Neither side can afford to have this issue linger very long.  An unused stadium (and consequently unsold hotel rooms and fewer dollars spent at local restaurants, retail outfits, and gas stations) serves no benefit to the City of Daytona Beach. And changing venues this close to the start of the season would be a logistical nightmare for BCU. 

Let’s hope that an amicable solution can be reached in the coming days.

What to watch for at the Wildcats’ Spring Game

The 2012 Spring Game will be played on April 21st at 4:00 p.m. at Municipal Stadium

In less than 72 hours, the maroon and gold faithful will receive their first glimpse at the 2012 version of the Fighting Wildcats.

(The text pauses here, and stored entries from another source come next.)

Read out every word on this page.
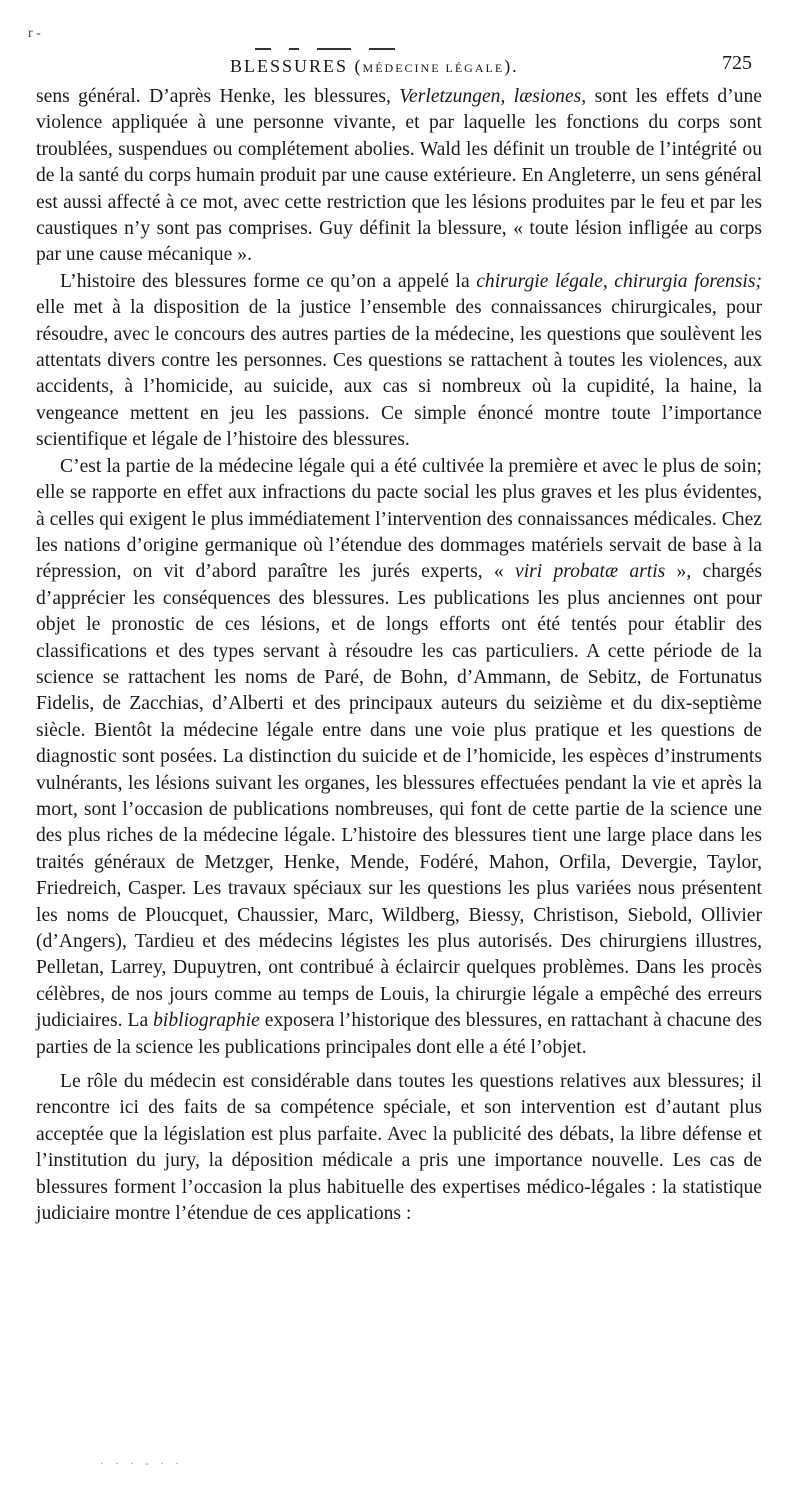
r -
BLESSURES (MÉDECINE LÉGALE).	725

sens général. D’après Henke, les blessures, Verletzungen, læsiones, sont les effets d’une violence appliquée à une personne vivante, et par laquelle les fonctions du corps sont troublées, suspendues ou complétement abolies. Wald les définit un trouble de l’intégrité ou de la santé du corps humain produit par une cause extérieure. En Angleterre, un sens général est aussi affecté à ce mot, avec cette restriction que les lésions produites par le feu et par les caustiques n’y sont pas comprises. Guy définit la blessure, « toute lésion infligée au corps par une cause mécanique ».

L’histoire des blessures forme ce qu’on a appelé la chirurgie légale, chirurgia forensis; elle met à la disposition de la justice l’ensemble des connaissances chirurgicales, pour résoudre, avec le concours des autres parties de la médecine, les questions que soulèvent les attentats divers contre les personnes. Ces questions se rattachent à toutes les violences, aux accidents, à l’homicide, au suicide, aux cas si nombreux où la cupidité, la haine, la vengeance mettent en jeu les passions. Ce simple énoncé montre toute l’importance scientifique et légale de l’histoire des blessures.

C’est la partie de la médecine légale qui a été cultivée la première et avec le plus de soin; elle se rapporte en effet aux infractions du pacte social les plus graves et les plus évidentes, à celles qui exigent le plus immédiatement l’intervention des connaissances médicales. Chez les nations d’origine germanique où l’étendue des dommages matériels servait de base à la répression, on vit d’abord paraître les jurés experts, « viri probatæ artis », chargés d’apprécier les conséquences des blessures. Les publications les plus anciennes ont pour objet le pronostic de ces lésions, et de longs efforts ont été tentés pour établir des classifications et des types servant à résoudre les cas particuliers. A cette période de la science se rattachent les noms de Paré, de Bohn, d’Ammann, de Sebitz, de Fortunatus Fidelis, de Zacchias, d’Alberti et des principaux auteurs du seizième et du dix-septième siècle. Bientôt la médecine légale entre dans une voie plus pratique et les questions de diagnostic sont posées. La distinction du suicide et de l’homicide, les espèces d’instruments vulnérants, les lésions suivant les organes, les blessures effectuées pendant la vie et après la mort, sont l’occasion de publications nombreuses, qui font de cette partie de la science une des plus riches de la médecine légale. L’histoire des blessures tient une large place dans les traités généraux de Metzger, Henke, Mende, Fodéré, Mahon, Orfila, Devergie, Taylor, Friedreich, Casper. Les travaux spéciaux sur les questions les plus variées nous présentent les noms de Ploucquet, Chaussier, Marc, Wildberg, Biessy, Christison, Siebold, Ollivier (d’Angers), Tardieu et des médecins légistes les plus autorisés. Des chirurgiens illustres, Pelletan, Larrey, Dupuytren, ont contribué à éclaircir quelques problèmes. Dans les procès célèbres, de nos jours comme au temps de Louis, la chirurgie légale a empêché des erreurs judiciaires. La bibliographie exposera l’historique des blessures, en rattachant à chacune des parties de la science les publications principales dont elle a été l’objet.

Le rôle du médecin est considérable dans toutes les questions relatives aux blessures; il rencontre ici des faits de sa compétence spéciale, et son intervention est d’autant plus acceptée que la législation est plus parfaite. Avec la publicité des débats, la libre défense et l’institution du jury, la déposition médicale a pris une importance nouvelle. Les cas de blessures forment l’occasion la plus habituelle des expertises médico-légales : la statistique judiciaire montre l’étendue de ces applications :

· · · - · ·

I must admit that the actual Spring Game means very little in the grand scheme of things.  Coaches only install a fraction of their offensive and defensive systems during Spring drills, the starters receive fewer reps than they normally would during the regular season, and half of this year’s recruiting class have yet to even graduate from high school.   However, the Spring game is the best and only real football-like barometer that we can use to measure our favorite football squads in late April.

So with that disclaimer, here are some of the players and positions that I will be paying keen attention to during Saturday’s glorified scrimmage.

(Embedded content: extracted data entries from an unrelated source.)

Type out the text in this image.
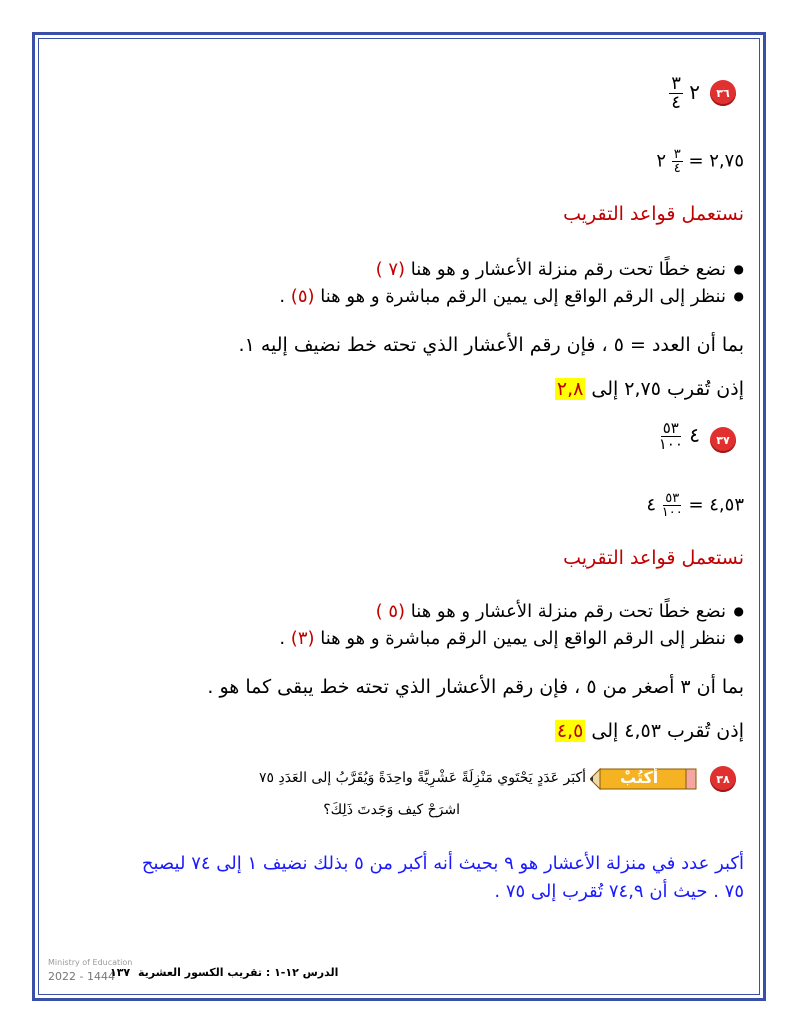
٣٦
$\frac{٣}{٤}$ ٢
٢,٧٥ =
$\frac{٣}{٤}$
٢
نستعمل قواعد التقريب
● نضع خطًا تحت رقم منزلة الأعشار و هو هنا (٧ )
● ننظر إلى الرقم الواقع إلى يمين الرقم مباشرة و هو هنا (٥) .
بما أن العدد = ٥ ، فإن رقم الأعشار الذي تحته خط نضيف إليه ١.
إذن تُقرب ٢,٧٥ إلى ٢,٨
٣٧
$\frac{٥٣}{١٠٠}$ ٤
٤,٥٣ =
$\frac{٥٣}{١٠٠}$
٤
نستعمل قواعد التقريب
● نضع خطًا تحت رقم منزلة الأعشار و هو هنا (٥ )
● ننظر إلى الرقم الواقع إلى يمين الرقم مباشرة و هو هنا (٣) .
بما أن ٣ أصغر من ٥ ، فإن رقم الأعشار الذي تحته خط يبقى كما هو .
إذن تُقرب ٤,٥٣ إلى ٤,٥
٣٨
أكتُبْ
أكبَر عَدَدٍ يَحْتَوي مَنْزِلَةً عَشْرِيَّةً واحِدَةً وَيُقَرَّبُ إلى العَدَدِ ٧٥
اشرَحْ كيف وَجَدتَ ذَلِكَ؟
أكبر عدد في منزلة الأعشار هو ٩ بحيث أنه أكبر من ٥ بذلك نضيف ١ إلى ٧٤ ليصبح
٧٥ . حيث أن ٧٤,٩ تُقرب إلى ٧٥ .
Ministry of Education
2022 - 1444	الدرس ١٢-١ : تقريب الكسور العشرية ١٣٧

Anthony Jordan (Running Back) —  The 230 pound bruiser from North Atlanta High School led the squad with 9 rushing touchdowns last season.  He has been one of the most raved about players in Spring drills this year.  Jordan, who  has an exceptional work ethic, is trying to prove to the coaching staff that he can be more than just a short yardage back.

Lavon McCoy (Offensive Guard) —   BIG Lavon McCoy; and by BIG I mean almost 400 pounds BIG, was a highly touted prospect with offers from USC, Oregon, and the University of Washington coming out of high school.  He is one of those players that Coach Jenkins has mentioned that we’re very fortunate to have.  Last year, McCoy played exclusively on the defensive side of the ball.  He demonstrated very good foot work and quickness at defensive tackle.  This year he is moving to the offensive side of the ball and is expected to play offensive guard.  His Junior College highlight film shows him playing both defensive tackle and offensive guard.  McCoy looks great as a defensive tackle prospect but even better as an offensive guard.  It will be interesting to see how productive McCoy can be against FCS competition.

Tavarus Dantzler (Linebacker) — Tavarus Dantzler has been penciled in as the next big thing at linebacker for the Wildcats.  He has good size at 6’3″, 230 lbs, but his game is built on speed.  Dantzler can flat out fly.  Defensive Coordinator Yogi Jones has stated that he believes Dantzler can be a very special player and an all conference performer.  Let’s hope that Dantzler rises to the occasion and fulfill his potential.

Defensive Line Ryan Davis was simply the best defensive player in HBCU football last year.  I am not quite sure that one player will be able to fill the void left by Davis’ departure.  Instead, the Wildcat defensive front may look to maintain last year’s productivity levels by committee.  Harold Love, Anthony Woodard, and Tevin Toney all had very good campaigns last year.  Erik Williams rejoins Coach Earl Lane’s defensive unit after being sidelined with an injury a season ago.  Brandon Bryant and LeBranden Richardson are UCF transfers who will look to have an impact on the defensive line as well.

Jim Pry (Offensive Coordinator) — Okay, so we will not be able to make any legitimate or rational assessments about new offensive coordinator, Jim Pry’s, play calling after Saturday’s contest.  But what I hope to see is Pry’s influence on the passing game; and how the quarterbacks and receivers are understanding the principles of Pry’s passing attack.  Pry is a disciple of the vertical passing game.  His route combinations are not stagnant or predefined.  Instead, receivers have options on each route (think Mike Leach and the Air Coryell offenses).

Quarterback —  Jackie Wilson ended last season with a 66% completion rate and showed tremendous growth as the Wildcats primary signal caller.  But Wilson is not a shoe-in to be the starting quarterback in 2012.  Former Florida Mr. Football, Quentin Williams, is competing with Wilson and Broadrick Waters (La Tech transfer) to be Brian Jenkins’ trigger-man come September.